Date: 02 March 2019 ، the watch 20:22
News ID: 3808

Iranian Company Wins $87mln Fraud Claim over Oil Rig Deal

Acourt in London handed a victory to an Iranian oil and gas engineering company on Friday, accepting its claim that it was a victim of a fraud in a 87-mln-dollar oil rig deal.
Iranian Company Wins $87mln Fraud Claim over Oil Rig Deal

"Three main suspects of this case, including Reza Tabatabayee, Morad Shirani and Ali Taheri Motlaq, the former managing-director of the Iranian Offshore Engineering and Construction Co, were sentenced to pay $87mln to the IOEC based on the court's ruling," an informed source told FNA on Saturday.

Based on the ruling, the lawyers of the IOEC can seize the assets of the three convicts or call for their arrest anywhere.

Also, the ruling is final and may not be raised again in an appeal court.

In 2011, sanctions made it difficult for Tehran to rent oil drilling rigs, so the IOEC approached Tabatabayee and asked him to find one to buy, both he and state media said.

Tabatabayee, a veteran trader of oil industry equipment in the Persian Gulf, said he found a rig owned by Romanian company Grup Servicii Petroliere SA (GSP) but because of sanctions on the IOEC, the deal had to be routed through a trading company registered in Turkey.

GSP Communications Director Radu Petrescu said the company did not know Tabatabayee. “His accusations are absurd,” he said, adding, “The information from this so-called broker is not true.” He said at the time that GSP had had two oil rigs in Iran in the past and would return to Iran if sanctions are lifted.
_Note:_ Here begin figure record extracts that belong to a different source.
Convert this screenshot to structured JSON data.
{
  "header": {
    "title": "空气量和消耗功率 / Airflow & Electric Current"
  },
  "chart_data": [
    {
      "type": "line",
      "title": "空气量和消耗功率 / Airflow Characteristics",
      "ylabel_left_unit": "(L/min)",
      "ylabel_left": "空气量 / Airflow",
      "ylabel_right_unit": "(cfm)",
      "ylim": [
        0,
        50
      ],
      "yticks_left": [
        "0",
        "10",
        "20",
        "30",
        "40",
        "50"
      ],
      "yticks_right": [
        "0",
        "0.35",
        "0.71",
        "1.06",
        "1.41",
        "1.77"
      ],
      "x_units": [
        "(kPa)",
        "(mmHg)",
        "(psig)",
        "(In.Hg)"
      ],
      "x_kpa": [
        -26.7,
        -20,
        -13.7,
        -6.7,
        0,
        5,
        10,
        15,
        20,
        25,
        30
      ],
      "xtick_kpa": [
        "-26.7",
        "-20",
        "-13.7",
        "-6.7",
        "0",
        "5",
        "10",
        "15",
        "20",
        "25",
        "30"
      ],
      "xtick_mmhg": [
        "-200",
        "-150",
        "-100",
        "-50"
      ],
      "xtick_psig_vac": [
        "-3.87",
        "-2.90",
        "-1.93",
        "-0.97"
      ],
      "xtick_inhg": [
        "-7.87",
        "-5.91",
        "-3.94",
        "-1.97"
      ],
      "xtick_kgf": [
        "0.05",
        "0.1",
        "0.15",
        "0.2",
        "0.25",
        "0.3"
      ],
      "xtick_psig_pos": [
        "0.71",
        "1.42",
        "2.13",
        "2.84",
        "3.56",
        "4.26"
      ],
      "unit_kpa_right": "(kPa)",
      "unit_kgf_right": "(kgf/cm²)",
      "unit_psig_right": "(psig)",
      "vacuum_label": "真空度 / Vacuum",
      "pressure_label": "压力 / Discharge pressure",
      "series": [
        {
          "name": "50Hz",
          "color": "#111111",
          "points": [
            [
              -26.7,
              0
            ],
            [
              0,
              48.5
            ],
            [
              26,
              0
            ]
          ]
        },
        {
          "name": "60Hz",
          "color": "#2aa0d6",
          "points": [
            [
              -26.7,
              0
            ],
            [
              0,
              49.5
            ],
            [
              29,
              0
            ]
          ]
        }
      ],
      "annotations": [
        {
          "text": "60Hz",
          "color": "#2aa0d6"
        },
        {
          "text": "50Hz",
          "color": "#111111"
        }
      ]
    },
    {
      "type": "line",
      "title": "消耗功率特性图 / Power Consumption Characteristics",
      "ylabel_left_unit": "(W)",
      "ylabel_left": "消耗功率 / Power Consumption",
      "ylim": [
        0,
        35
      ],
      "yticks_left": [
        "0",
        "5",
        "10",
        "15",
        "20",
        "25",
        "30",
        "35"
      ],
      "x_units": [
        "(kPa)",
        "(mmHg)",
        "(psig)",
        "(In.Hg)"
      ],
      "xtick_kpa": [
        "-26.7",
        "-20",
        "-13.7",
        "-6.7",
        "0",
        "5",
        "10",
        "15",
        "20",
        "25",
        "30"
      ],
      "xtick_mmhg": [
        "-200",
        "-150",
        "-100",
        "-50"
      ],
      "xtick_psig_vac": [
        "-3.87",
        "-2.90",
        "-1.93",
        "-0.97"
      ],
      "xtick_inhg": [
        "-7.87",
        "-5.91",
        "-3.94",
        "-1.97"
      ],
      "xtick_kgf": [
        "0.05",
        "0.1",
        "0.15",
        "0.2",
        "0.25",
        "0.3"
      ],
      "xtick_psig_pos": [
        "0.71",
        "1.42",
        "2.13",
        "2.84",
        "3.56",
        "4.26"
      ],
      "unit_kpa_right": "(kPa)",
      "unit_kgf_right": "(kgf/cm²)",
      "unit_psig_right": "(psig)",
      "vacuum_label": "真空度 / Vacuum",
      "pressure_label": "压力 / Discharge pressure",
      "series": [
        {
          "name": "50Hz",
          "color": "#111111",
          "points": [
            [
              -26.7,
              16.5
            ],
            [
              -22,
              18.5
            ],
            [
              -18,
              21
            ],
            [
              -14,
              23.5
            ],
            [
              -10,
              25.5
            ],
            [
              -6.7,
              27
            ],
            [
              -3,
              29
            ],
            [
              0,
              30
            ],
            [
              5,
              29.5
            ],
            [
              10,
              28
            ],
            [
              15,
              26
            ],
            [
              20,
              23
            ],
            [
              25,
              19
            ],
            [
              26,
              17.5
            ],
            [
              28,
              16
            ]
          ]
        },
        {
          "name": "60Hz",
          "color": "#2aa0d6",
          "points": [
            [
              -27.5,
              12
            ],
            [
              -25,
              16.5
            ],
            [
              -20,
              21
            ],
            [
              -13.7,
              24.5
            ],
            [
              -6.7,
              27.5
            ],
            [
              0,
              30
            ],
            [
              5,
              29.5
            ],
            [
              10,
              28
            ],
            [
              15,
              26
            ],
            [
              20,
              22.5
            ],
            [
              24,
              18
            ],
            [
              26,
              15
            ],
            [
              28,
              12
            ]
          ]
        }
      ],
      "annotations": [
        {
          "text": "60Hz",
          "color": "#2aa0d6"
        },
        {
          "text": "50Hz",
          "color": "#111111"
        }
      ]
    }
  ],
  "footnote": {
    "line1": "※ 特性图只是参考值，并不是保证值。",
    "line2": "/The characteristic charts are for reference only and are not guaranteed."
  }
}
Tabatabayee said the rig cost $67 million but the IOEC approved a payment of $87 million on the grounds that the extra was needed to bypass the sanctions.

Even though the rig was never delivered to Iran, Tehran ended up paying out all of the $87 million, Oil Minister Bijan Zanganeh was quoted by his ministry’s news agency Shana as saying.

Some Iranian media reports have said the rig is now operating in Mexico.

Morad Shirani, an adviser to the IOEC, was arrested in Tehran in 2015 as part of a judicial investigation into possible corruption related to the deal.

Tehran’s Prosecutor, Abbas Jafari Dolatabadi, announced on August 7, 2017, that the indictment against six unidentified persons accused in the “missing oil rigs’” case has been issued.

“The case of the missing oil rigs that has been a top headline for the past two years is one of the most serious cases of financial crimes filed in the Justice department,” Dolatabadi asserted, adding, “We have asked the court to try and punish the suspects related to the case.”